Politics and the post office: Americans are split right down the middle about voting by mail
To vote by mail or to not vote by mail. That is the question. And according to a new survey from Harris Poll, Americans are unsure of the answer.
The survey conducted over this past weekend finds that 50% of Americans said the benefits of casting ballots by mail outweigh the risk, while 50% disagree.
“This is likely linked to Americans’ personal experiences: 54% say they have experienced a delay in receiving mail or packages in recent weeks,” Harris says.
The U.S. Postal Service has removed some mail sorters and mailboxes and warned about possible problems with so many people voting by mail, just as a growing number of voters, fearful of catching COVID-19, are planning to avoid polling places on Election Day, November 3. By mailing in their ballots, they don’t have to worry about social distancing and mask wearing among their fellow voters and election officials overseeing those sites.

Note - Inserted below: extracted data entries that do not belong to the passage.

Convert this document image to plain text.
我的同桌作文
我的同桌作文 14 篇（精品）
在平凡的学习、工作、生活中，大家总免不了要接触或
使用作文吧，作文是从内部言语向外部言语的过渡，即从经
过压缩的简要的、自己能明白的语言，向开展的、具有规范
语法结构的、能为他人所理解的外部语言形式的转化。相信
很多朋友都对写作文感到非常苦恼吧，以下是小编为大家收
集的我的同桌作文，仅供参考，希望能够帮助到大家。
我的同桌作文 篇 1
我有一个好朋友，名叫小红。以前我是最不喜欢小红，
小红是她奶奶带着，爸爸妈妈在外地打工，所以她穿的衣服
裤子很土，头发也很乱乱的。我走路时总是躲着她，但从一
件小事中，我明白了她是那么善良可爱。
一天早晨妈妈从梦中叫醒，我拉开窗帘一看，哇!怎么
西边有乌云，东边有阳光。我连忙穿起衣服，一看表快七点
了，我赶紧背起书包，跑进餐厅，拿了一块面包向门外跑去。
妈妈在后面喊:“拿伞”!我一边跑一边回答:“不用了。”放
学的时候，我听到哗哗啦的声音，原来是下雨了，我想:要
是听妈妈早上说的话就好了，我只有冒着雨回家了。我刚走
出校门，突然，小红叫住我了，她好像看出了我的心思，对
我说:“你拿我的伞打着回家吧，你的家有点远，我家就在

The poll of 1,967 adults also finds that close to three-quarters of respondents are concerned that changes at the USPS will translate into some votes not being counted. Meanwhile, close to 7 out of 10 Americans support vote-by-mail for the 2020 presidential election.
Forty-nine percent of Republicans give a thumbs-up to the USPS handling the election, versus 54% of Independents, and 74% of Democrats.
Most experts say voting by mail is safe and secure.